The Prayer of Every Church Planting Preacher
- Trent Griffith
- Jun 4
- 3 min read

One of the reasons I’m drawn to the opportunity to plant a new church is the responsibility I feel to steward the preaching gift that God has assigned to me. Those who know me best and those from whom I have sought counsel about how to spend this season of my life have consistently said, “You need to be preaching.” And while I would concur that preaching is part of my gift set, I have often wondered, “If preaching is a gift, why does the preparation to preach feel like such hard work?”
I am in the middle of about 10-15 hours of preparation for the sermon I will preach this Sunday. Why would I work so hard at preaching? Apart from the weightiness of the responsibility, there is a practical reason. Carey Nieuwhof has stated that the number one factor people consider when choosing a church is the quality of the preaching. He cites that 86% of people choose a church based on the quality of its preaching. That puts a fair bit of pressure on us preacher types!
But, preaching alone will not open the ears of people who are deaf to the Word of God. For that, we need the power of prayer. Those of us who spend hours preparing to preach better saturate those hours in prayer, for there is no power in prayerless preaching. Only God can give ears to those who hear the preached Word.
Charles Spurgeon was a pastor who knew the power of the preached Word. But he also knew the power of prayer. This week, I found one of his prayers recorded in his daily devotional book, Morning and Evening, which perfectly captures the heart of every church planting preacher like me.
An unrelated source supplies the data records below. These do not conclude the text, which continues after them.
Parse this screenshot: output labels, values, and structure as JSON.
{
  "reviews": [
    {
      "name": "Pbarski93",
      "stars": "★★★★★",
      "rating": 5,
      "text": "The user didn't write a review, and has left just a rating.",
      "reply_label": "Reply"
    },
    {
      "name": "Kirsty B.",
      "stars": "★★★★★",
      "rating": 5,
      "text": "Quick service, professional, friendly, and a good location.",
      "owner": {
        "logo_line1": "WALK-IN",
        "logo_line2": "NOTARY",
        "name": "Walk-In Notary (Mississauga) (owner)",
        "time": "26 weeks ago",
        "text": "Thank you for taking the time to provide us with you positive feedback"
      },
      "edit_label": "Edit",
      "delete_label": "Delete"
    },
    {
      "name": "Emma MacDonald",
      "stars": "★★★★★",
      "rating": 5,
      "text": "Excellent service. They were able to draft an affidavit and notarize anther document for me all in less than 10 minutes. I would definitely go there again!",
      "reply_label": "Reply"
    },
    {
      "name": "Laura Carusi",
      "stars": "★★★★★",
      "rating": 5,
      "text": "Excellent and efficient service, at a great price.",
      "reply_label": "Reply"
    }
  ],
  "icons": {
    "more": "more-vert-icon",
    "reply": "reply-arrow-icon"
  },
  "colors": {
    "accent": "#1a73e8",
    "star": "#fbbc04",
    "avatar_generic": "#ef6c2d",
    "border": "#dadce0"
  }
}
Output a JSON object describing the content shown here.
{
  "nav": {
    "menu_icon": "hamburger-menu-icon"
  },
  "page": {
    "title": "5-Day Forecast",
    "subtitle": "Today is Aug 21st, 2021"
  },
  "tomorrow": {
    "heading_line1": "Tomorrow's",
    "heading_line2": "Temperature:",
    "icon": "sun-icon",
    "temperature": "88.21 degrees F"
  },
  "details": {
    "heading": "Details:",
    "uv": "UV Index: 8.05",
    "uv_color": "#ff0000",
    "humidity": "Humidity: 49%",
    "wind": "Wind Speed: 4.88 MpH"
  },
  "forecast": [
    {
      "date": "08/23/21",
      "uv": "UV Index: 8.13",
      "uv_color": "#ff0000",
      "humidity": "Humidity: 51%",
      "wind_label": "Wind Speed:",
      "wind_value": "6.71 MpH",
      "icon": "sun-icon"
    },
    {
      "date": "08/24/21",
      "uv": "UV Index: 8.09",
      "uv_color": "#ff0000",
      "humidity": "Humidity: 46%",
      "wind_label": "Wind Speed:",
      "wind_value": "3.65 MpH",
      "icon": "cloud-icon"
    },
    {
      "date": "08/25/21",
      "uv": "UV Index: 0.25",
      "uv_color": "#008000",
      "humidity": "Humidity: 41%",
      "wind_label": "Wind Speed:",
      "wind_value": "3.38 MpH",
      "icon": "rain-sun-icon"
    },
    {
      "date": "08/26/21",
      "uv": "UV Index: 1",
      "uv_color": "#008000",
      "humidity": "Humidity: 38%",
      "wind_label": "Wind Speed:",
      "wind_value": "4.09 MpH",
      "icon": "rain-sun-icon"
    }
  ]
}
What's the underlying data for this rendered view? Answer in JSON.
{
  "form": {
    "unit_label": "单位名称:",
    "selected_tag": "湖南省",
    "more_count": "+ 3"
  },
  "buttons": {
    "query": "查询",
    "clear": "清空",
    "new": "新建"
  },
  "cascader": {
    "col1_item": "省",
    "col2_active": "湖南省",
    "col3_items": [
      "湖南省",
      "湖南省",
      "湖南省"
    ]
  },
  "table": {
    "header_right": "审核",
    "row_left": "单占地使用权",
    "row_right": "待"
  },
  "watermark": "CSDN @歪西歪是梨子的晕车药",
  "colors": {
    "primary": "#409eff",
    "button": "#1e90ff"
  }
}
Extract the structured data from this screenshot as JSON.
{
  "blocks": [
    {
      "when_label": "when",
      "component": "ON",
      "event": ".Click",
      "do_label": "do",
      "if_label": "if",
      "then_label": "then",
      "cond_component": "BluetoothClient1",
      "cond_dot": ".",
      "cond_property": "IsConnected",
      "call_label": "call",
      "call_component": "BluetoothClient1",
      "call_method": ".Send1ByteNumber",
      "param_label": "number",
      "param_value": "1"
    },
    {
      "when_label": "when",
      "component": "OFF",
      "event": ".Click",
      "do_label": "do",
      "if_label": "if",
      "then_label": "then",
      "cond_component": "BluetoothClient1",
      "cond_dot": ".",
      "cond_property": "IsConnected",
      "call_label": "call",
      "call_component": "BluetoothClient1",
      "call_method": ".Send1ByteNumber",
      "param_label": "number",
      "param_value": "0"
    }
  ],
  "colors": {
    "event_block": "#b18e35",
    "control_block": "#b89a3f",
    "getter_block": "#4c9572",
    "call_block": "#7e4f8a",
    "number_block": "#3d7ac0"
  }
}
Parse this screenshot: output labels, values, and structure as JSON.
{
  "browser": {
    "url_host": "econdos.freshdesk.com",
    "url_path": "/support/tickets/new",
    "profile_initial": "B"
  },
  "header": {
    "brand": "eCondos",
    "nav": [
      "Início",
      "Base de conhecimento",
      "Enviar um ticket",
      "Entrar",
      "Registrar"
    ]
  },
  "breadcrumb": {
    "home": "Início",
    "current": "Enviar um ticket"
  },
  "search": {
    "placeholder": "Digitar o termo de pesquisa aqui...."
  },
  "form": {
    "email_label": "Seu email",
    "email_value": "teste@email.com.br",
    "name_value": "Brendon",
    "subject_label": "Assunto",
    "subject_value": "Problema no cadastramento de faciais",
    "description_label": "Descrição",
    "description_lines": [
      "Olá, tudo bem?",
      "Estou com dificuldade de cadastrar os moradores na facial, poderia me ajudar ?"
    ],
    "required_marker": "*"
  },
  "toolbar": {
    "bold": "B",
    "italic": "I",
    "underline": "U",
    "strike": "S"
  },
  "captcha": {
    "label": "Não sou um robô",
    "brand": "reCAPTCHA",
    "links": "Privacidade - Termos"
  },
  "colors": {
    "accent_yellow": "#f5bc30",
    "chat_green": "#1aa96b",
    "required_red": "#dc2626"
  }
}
“O God, bless our efforts to evangelize our neighbors. Give us a greater interest in this work so that there would be plenty of men and women who would gladly teach the young. Impress this need upon your people right now, Lord. Move men who have the gifts and ability to preach the gospel.
Many people live in places where there is no gospel preaching near them. Lord, make them preach themselves. Will you move some people with such power that they cannot keep quiet about the gospel?
O Lord, stir up those who live in this vast city. Arouse us to the spiritual destitution of the masses. O God, help us by some means—any means, by every means!—to get at the ears of people for Christ’s sake so that we may reach their hearts.
We do send up a very loud and impassioned cry to you on behalf of the millions that enter no place of Christian worship but violate its sanctity and despise its blessed message with their absence. Lord, wake up our city, we beg you!
Send us another Jonah! Send us another John the Baptist! Oh, that the Christ himself would send multitudes of laborers into this ready harvest, because the harvest truly is plentiful, but there are few laborers.
O God, save this city. Save this country. Save all countries! Let your kingdom come, and may every knee bow and confess that Jesus Christ is Lord.
Our most earnest prayers go up to heaven to you now for great sinners, for men and women who are polluted and depraved by the filthiest of sins. With sovereign mercy, make a raid among them. Come and capture some of these sinners so that they may become great lovers of the one who will surely forgive them. Make them great champions for the cross.
Above all, Holy Spirit, descend in more power. God, would you flood the land until there are streams of righteousness? Is there not a promise that you “will pour water on the thirsty land, and streams on the dry ground” [Isa. 44:3]?
Lord, make your people pray. Stir up the church to greater prayerfulness. Now, as you have commanded, we pray for the people among whom we live. Let the people praise you, O God! Yes. Let the people praise you for Jesus Christ’s sake. Amen and amen.”